The way modern cars are designed, once an attacker can get inside the Internet network linking the roughly 30 different computers inside, he or she can take over just about any component, from the brakes to the radio, said Savage.

It’s not possible to isolate the “important” parts such as the brakes because everything must be connected to enable many functions people expect of cars, as well as to allow repairs and software upgrades, he said. “The notion that you can separate the mission-critical from the non-mission-critical turns out to be wrong,” he said.

For a vehicle to be able to understand its environment and drive itself even part of the time, more computers, sensors, and other components must be added to the tangle already inside our cars. That will expand the possible entry points for attackers and the things they can do—for example, self-driving cars rely on laser scanners and other sensors, which could be made to send false data. It will also magnify a problem that already exists—carmakers don’t know exactly what software is inside the vehicles they sell, said Savage.

That’s because cars are built using components sourced at the lowest possible cost from third-party suppliers. Those suppliers carefully guard the details of the software inside things like the brake-control system or central locking components.

“If you walk into a car company and say, ‘Have you looked at the source code for your vehicle?’ They will say no, because they do not own it. There is nobody in the world that owns all the code in a vehicle,” said Savage. “That’s a big problem.”

Carmakers have made significant improvements to their attitudes on security in recent years. For example, after Savage’s team showed how to remotely take over a Chevy Impala in 2010, GM fixed the flaws, built a new security team, and hired a new executive dedicated to car security. Auto companies are also working to make cars that can receive software updates remotely.

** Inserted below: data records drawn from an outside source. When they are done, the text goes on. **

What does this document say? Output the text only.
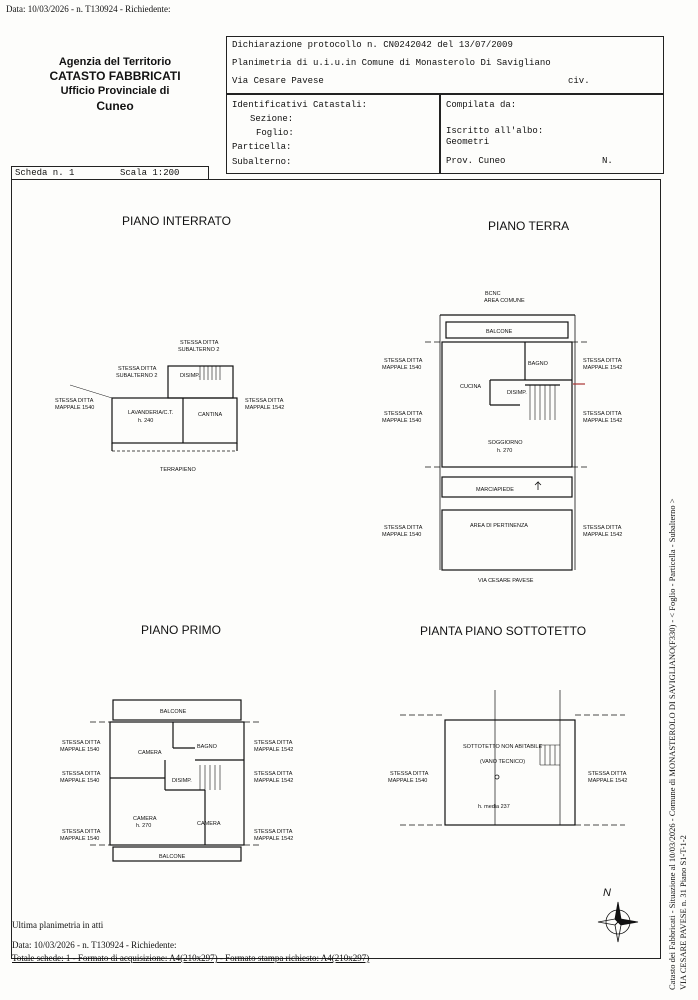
Data: 10/03/2026 - n. T130924 - Richiedente:
Agenzia del Territorio
CATASTO FABBRICATI
Ufficio Provinciale di
Cuneo
Dichiarazione protocollo n. CN0242042 del 13/07/2009
Planimetria di u.i.u.in Comune di Monasterolo Di Savigliano
Via Cesare Pavese	civ.
Identificativi Catastali:
Sezione:
Foglio:
Particella:
Subalterno:
Compilata da:
Iscritto all'albo:
Geometri
Prov. Cuneo	N.
Scheda n. 1	Scala 1:200
PIANO INTERRATO
STESSA DITTA
SUBALTERNO 2
STESSA DITTA
SUBALTERNO 2	DISIMP.
LAVANDERIA/C.T.
h. 240
CANTINA
STESSA DITTA
MAPPALE 1540
STESSA DITTA
MAPPALE 1542
TERRAPIENO
PIANO TERRA
BCNC
AREA COMUNE
BALCONE
BAGNO
CUCINA
DISIMP.
SOGGIORNO
h. 270
MARCIAPIEDE
AREA DI PERTINENZA
VIA CESARE PAVESE
STESSA DITTA
MAPPALE 1540
STESSA DITTA
MAPPALE 1540
STESSA DITTA
MAPPALE 1540
STESSA DITTA
MAPPALE 1542
STESSA DITTA
MAPPALE 1542
STESSA DITTA
MAPPALE 1542
PIANO PRIMO
BALCONE
CAMERA
BAGNO
DISIMP.
CAMERA
h. 270	CAMERA
BALCONE
STESSA DITTA
MAPPALE 1540
STESSA DITTA
MAPPALE 1540
STESSA DITTA
MAPPALE 1540
STESSA DITTA
MAPPALE 1542
STESSA DITTA
MAPPALE 1542
STESSA DITTA
MAPPALE 1542
PIANTA PIANO SOTTOTETTO
SOTTOTETTO NON ABITABILE
(VANO TECNICO)
h. media 237
STESSA DITTA
MAPPALE 1540
STESSA DITTA
MAPPALE 1542
N	Catasto dei Fabbricati - Situazione al 10/03/2026 - Comune di MONASTEROLO DI SAVIGLIANO(F330) - < Foglio - Particella - Subalterno > VIA CESARE PAVESE n. 31 Piano S1-T-1-2
Ultima planimetria in atti
Data: 10/03/2026 - n. T130924 - Richiedente:
Totale schede: 1 - Formato di acquisizione: A4(210x297) - Formato stampa richiesto: A4(210x297)
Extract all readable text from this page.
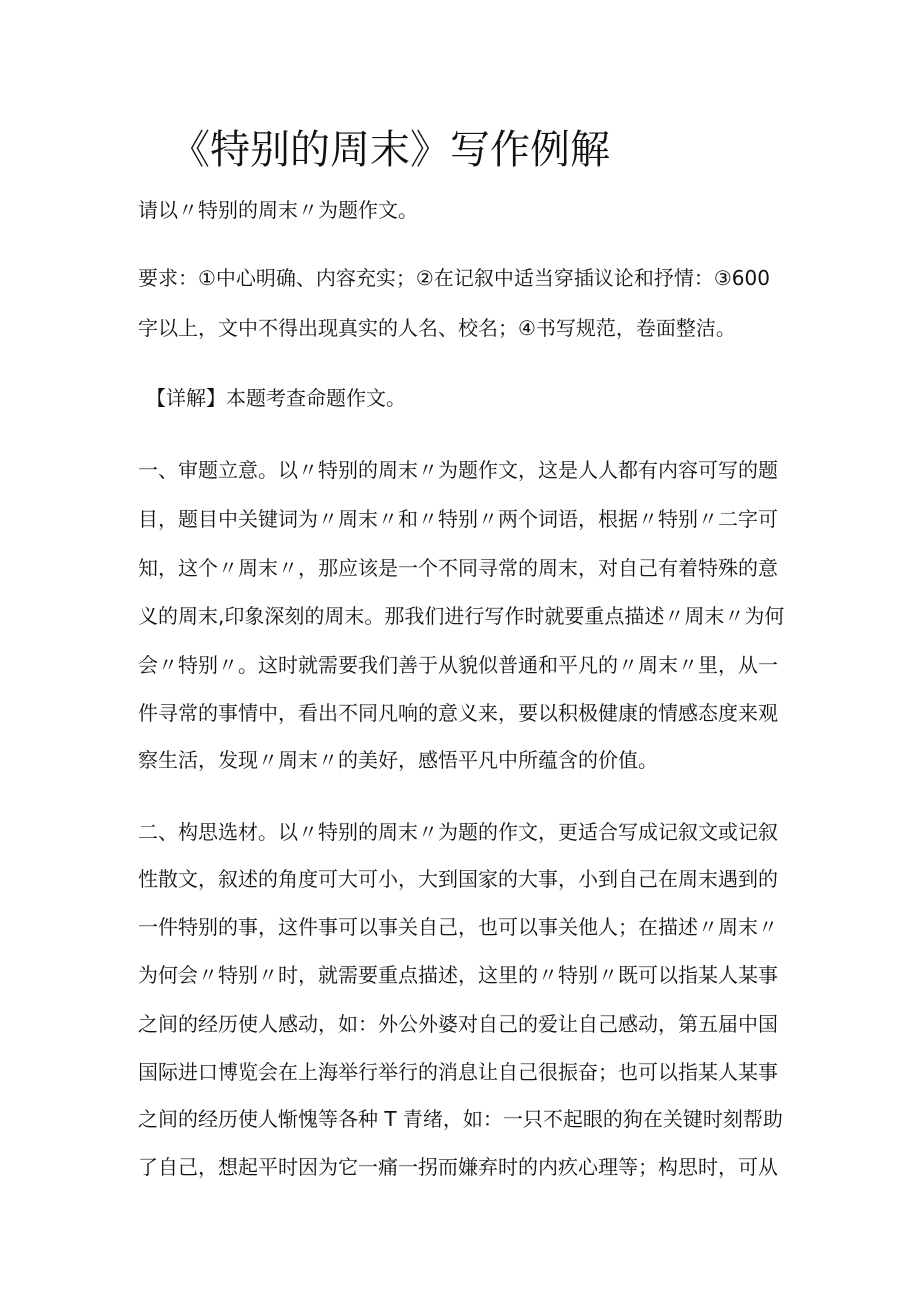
《特别的周末》写作例解
请以〃特别的周末〃为题作文。
要求：①中心明确、内容充实；②在记叙中适当穿插议论和抒情：③600
字以上，文中不得出现真实的人名、校名；④书写规范，卷面整洁。
【详解】本题考查命题作文。
一、审题立意。以〃特别的周末〃为题作文，这是人人都有内容可写的题
目，题目中关键词为〃周末〃和〃特别〃两个词语，根据〃特别〃二字可
知，这个〃周末〃，那应该是一个不同寻常的周末，对自己有着特殊的意
义的周末,印象深刻的周末。那我们进行写作时就要重点描述〃周末〃为何
会〃特别〃。这时就需要我们善于从貌似普通和平凡的〃周末〃里，从一
件寻常的事情中，看出不同凡响的意义来，要以积极健康的情感态度来观
察生活，发现〃周末〃的美好，感悟平凡中所蕴含的价值。
二、构思选材。以〃特别的周末〃为题的作文，更适合写成记叙文或记叙
性散文，叙述的角度可大可小，大到国家的大事，小到自己在周末遇到的
一件特别的事，这件事可以事关自己，也可以事关他人；在描述〃周末〃
为何会〃特别〃时，就需要重点描述，这里的〃特别〃既可以指某人某事
之间的经历使人感动，如：外公外婆对自己的爱让自己感动，第五届中国
国际进口博览会在上海举行举行的消息让自己很振奋；也可以指某人某事
之间的经历使人惭愧等各种 T 青绪，如：一只不起眼的狗在关键时刻帮助
了自己，想起平时因为它一痛一拐而嫌弃时的内疚心理等；构思时，可从
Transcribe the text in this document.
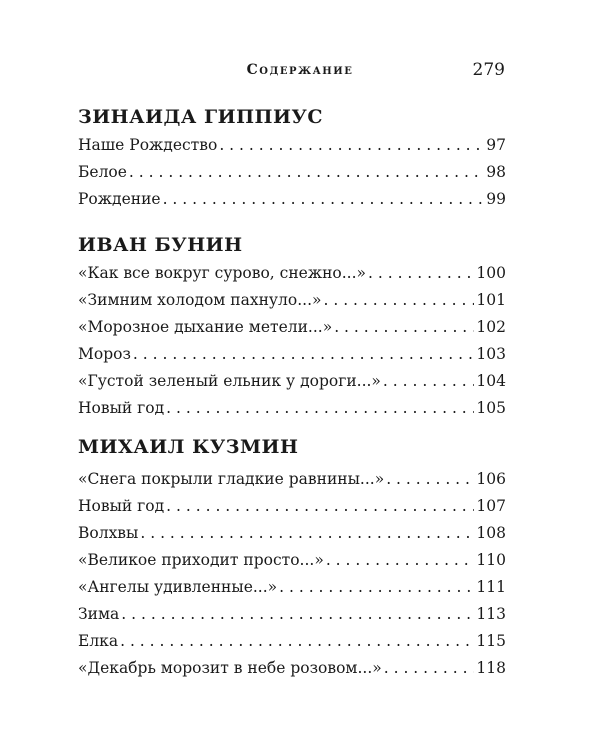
Содержание	279
ЗИНАИДА ГИППИУС
Наше Рождество . . .	97
Белое . . .	98
Рождение . . .	99
ИВАН БУНИН
«Как все вокруг сурово, снежно...» . . .	100
«Зимним холодом пахнуло...» . . .	101
«Морозное дыхание метели...» . . .	102
Мороз . . .	103
«Густой зеленый ельник у дороги...» . . .	104
Новый год . . .	105
МИХАИЛ КУЗМИН
«Снега покрыли гладкие равнины...» . . .	106
Новый год . . .	107
Волхвы . . .	108
«Великое приходит просто...» . . .	110
«Ангелы удивленные...» . . .	111
Зима . . .	113
Елка . . .	115
«Декабрь морозит в небе розовом...» . . .	118
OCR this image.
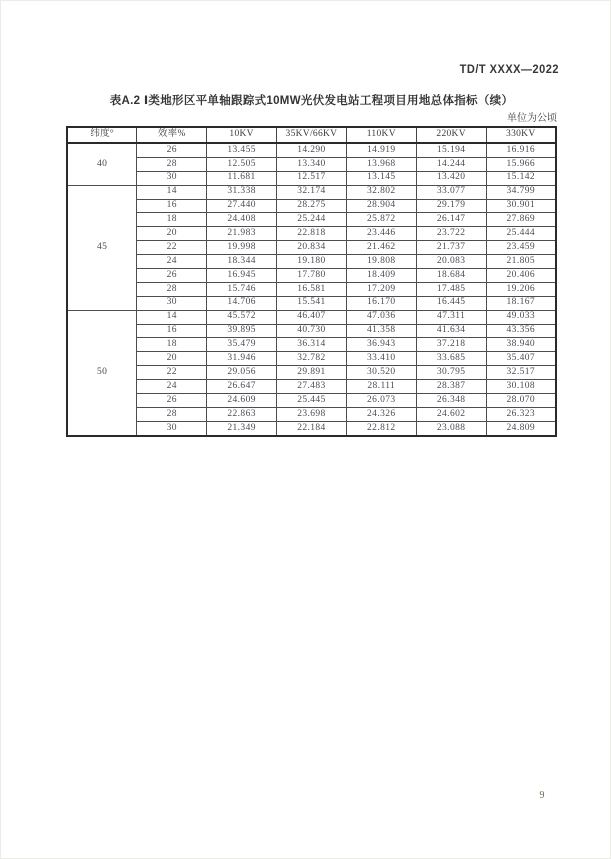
TD/T XXXX—2022
表A.2 Ⅰ类地形区平单轴跟踪式10MW光伏发电站工程项目用地总体指标（续）
单位为公顷
纬度°	效率%	10KV	35KV/66KV	110KV	220KV	330KV
40	26	13.455	14.290	14.919	15.194	16.916
	28	12.505	13.340	13.968	14.244	15.966
	30	11.681	12.517	13.145	13.420	15.142
45	14	31.338	32.174	32.802	33.077	34.799
	16	27.440	28.275	28.904	29.179	30.901
	18	24.408	25.244	25.872	26.147	27.869
	20	21.983	22.818	23.446	23.722	25.444
	22	19.998	20.834	21.462	21.737	23.459
	24	18.344	19.180	19.808	20.083	21.805
	26	16.945	17.780	18.409	18.684	20.406
	28	15.746	16.581	17.209	17.485	19.206
	30	14.706	15.541	16.170	16.445	18.167
50	14	45.572	46.407	47.036	47.311	49.033
	16	39.895	40.730	41.358	41.634	43.356
	18	35.479	36.314	36.943	37.218	38.940
	20	31.946	32.782	33.410	33.685	35.407
	22	29.056	29.891	30.520	30.795	32.517
	24	26.647	27.483	28.111	28.387	30.108
	26	24.609	25.445	26.073	26.348	28.070
	28	22.863	23.698	24.326	24.602	26.323
	30	21.349	22.184	22.812	23.088	24.809
9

Some of the younger companies now working on autonomous cars, such as Tesla and Google, may also be able to sidestep some security problems baked into the way more established companies make cars. “Tesla has an advantage in that they started from scratch,” said Savage. “They got to design their architecture in the 21st century as opposed to the 20th century.”

However, even Google and Tesla will have to rely heavily on third-party suppliers to assemble their vehicles, meaning they may not be able to see all the code in their self-driving cars.

And Tadayoshi Kohno, a professor at the University of Washington, said that even when companies take security very seriously, the longevity of products such as cars leads to what he calls the “zombie problem.” A car can be on the roads for decades, but the company that made it and the suppliers of its components aren’t likely to keep providing software updates for its full lifetime. The same problem affects home appliances now being connected to the Internet. “What are we going to do with these zombies for the remaining 20 years that they are in service?” said Kohno. “I think it will be a very big problem.”